Emperor Nero fiddled while Rome burned. Now, Westminster is fiddling while Scottish oil jobs burn.
The real importance of the collapse in the price of oil is not its impact on government revenues. The price of oil will recover and revenues with it. The importance of the price fall is the impact on jobs and investment and therefore the prospects of this mighty industry.
That is not a debate about what the price of oil will be in the future. It is a debate for the here and now and the action that needs to be taken right now to protect Scottish jobs.
We’ve seen big oil price changes before. There’s nothing new in that. Nine years ago the Brent oil price was exactly where it is now at $50. By mid-2008 the price had reached $140 per barrel. A mere six months later, it was back to $45 but only two years after that it was heading toward $125.
The only iron law of oil prices is that what goes down also goes up because the long-term price is governed by the cost of replacing the barrels that are used with new resources. That replacement cost is more like $100 than the current $50.
In addition, all wars come to an end and that includes the current oil price war between the Saudi sheiks and the American frackers. When the war ends, then the prices will be back up.
The real question is, how much damage could be done to the future of the industry by bottom-of-the-barrel prices. If investment dries up now then so do jobs. Which is why the London Government’s apparent glee at low oil is so ill judged. Yes, of course it gives consumers relief at the pumps, although that is limited by the same government taking 70p of every gallon of petrol in tax.

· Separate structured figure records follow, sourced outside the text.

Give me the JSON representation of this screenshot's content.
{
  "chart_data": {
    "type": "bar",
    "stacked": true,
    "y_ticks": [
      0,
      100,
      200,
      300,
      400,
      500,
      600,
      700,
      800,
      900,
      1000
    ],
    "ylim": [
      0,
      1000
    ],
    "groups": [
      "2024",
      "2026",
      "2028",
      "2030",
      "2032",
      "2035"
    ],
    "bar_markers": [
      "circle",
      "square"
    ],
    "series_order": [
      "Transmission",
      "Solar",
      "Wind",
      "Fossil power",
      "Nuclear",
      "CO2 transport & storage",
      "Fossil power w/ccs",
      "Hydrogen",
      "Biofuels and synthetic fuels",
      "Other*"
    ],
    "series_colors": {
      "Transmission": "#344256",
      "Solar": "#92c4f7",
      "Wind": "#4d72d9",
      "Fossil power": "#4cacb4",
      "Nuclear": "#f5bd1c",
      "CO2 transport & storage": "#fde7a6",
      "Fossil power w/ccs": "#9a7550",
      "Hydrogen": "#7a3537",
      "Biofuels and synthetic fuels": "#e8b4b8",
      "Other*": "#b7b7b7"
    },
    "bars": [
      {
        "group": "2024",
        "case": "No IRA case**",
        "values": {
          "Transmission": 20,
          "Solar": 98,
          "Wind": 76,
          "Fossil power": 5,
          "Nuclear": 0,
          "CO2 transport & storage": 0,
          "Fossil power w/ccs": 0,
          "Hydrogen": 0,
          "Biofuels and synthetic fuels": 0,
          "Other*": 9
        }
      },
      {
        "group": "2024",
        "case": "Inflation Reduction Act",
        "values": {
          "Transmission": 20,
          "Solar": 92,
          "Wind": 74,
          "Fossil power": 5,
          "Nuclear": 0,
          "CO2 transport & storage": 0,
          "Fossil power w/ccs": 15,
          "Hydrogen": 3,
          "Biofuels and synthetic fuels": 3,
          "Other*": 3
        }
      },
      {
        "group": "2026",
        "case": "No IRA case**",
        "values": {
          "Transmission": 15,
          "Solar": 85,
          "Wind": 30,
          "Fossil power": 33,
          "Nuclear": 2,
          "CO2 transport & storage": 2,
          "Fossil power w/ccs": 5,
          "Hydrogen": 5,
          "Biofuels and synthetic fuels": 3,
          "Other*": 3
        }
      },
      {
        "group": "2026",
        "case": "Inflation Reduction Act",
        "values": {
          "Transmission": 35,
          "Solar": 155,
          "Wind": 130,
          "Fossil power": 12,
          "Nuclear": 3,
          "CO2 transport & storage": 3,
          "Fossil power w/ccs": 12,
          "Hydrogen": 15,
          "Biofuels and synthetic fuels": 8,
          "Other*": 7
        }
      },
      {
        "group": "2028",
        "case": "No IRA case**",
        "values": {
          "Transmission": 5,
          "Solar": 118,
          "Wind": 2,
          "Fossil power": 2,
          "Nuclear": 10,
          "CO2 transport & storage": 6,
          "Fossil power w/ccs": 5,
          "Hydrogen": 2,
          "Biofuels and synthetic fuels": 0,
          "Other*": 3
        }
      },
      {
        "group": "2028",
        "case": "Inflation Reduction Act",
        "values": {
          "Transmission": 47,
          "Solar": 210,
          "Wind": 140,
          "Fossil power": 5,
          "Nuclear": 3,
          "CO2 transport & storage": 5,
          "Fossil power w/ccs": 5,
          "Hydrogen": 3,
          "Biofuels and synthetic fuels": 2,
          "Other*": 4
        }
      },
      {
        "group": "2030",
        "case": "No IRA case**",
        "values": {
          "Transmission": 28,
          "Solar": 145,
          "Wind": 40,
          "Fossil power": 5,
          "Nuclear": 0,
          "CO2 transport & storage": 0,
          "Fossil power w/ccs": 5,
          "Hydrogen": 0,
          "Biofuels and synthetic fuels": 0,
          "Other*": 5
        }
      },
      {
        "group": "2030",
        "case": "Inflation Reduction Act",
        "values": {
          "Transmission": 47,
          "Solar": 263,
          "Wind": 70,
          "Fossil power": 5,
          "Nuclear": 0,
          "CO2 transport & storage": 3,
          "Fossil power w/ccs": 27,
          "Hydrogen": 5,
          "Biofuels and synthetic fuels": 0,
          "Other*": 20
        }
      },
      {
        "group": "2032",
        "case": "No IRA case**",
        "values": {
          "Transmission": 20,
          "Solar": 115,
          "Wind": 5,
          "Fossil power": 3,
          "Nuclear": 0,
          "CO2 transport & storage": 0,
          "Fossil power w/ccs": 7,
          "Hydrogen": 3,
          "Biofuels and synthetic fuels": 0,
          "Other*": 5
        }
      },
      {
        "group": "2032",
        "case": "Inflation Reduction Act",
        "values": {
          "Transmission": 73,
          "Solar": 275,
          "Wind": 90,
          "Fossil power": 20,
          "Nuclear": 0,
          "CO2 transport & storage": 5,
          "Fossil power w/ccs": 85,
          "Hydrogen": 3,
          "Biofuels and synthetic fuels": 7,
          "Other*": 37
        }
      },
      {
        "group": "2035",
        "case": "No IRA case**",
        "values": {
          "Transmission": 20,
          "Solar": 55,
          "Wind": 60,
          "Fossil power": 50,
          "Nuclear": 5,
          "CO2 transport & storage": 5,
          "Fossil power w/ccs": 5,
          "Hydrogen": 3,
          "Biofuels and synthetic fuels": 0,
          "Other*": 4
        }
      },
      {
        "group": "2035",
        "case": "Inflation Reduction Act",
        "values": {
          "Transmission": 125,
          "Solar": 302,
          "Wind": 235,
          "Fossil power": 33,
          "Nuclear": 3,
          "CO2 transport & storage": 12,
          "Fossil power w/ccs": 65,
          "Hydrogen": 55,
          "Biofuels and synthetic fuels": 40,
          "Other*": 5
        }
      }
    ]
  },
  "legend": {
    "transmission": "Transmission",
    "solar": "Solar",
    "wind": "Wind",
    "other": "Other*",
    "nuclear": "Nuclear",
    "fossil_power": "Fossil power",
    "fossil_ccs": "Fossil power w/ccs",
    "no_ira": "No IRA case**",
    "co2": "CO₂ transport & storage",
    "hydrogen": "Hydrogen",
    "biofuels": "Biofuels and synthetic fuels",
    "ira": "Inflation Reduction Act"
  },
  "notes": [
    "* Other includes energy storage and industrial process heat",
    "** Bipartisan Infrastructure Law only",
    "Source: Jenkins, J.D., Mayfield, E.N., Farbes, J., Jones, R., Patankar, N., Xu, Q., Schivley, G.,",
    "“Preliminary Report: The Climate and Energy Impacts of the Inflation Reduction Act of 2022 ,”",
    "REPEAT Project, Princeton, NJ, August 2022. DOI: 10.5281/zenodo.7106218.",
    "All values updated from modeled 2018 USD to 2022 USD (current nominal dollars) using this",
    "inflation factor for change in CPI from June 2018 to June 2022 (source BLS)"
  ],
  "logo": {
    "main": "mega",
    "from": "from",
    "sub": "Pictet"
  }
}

And of course it will mean a welcome reduction in heating bills for people and energy costs for companies, although prices are noticeably slower to go down than up.
However, these important gains will not be at a bargain, if thousands of jobs are allowed to disappear, perhaps never to return. However, that job carnage does not have to happen. Here is an agenda to secure oil jobs.
In Aberdeen University, Scotland has the world’s greatest expertise in oil taxation. Professor Alex Kemp has studied the North Sea for more than 40 years. In contrast, over that same period, there has been a new Westminster oil minister just about every year.
According to Professor Kemp’s calculations, an investment allowance will have a big bang of an impact. It would stimulate investment, which otherwise will stall. Up to 26,000 jobs will be supported and introducing an investment allowance today will actually generate additional tax revenue tomorrow.
Then, there is a key lesson which we should take from across the North Sea. In the early 2000s exploration rates in the Norwegian sector were at rock bottom just as ours are now. They introduced an exploration credit system in 2005. By 2008 exploration levels increased by four times over. Better still, they went on to discover some major oilfields from the renewed exploration effort.
Of course, Westminster might say: what would a small country like Norway know about handling big oil? Well, quite a lot, really. Norway set up an oil fund in the ’90s and is now sitting on a nest egg of £500 billion; a real “resilience fund” now worth £100,000 for every Norwegian.
As things stand, there is a big logic to the exploration incentive. It will put the new companies in the North Sea on the same tax footing as the older ones.
It will take advantage of lower rig rates to make discoveries today which can be developed tomorrow. It will save jobs and skills today, people who will provide the backbone of the industry tomorrow.
However, if this is to be done well then it must be done quickly. All that the UK Government has announced to date is a proposed 2% reduction in the supplementary levy the same levy that it increased by 12%.
A timetable for a serious reduction in this levy should be set but what matters more right now is a stimulus to exploration and to investment. That must be announced no later than the Budget in March.
If there is another attempt to fob the industry off then people will conclude that Westminster moves like lightning to put taxes up when oil prices are high but at a snail’s pace to help jobs when oil prices are low. It is a policy of all take and no give. It is not a policy that Scotland should accept.
And there is an election coming up to make sure that message is heard.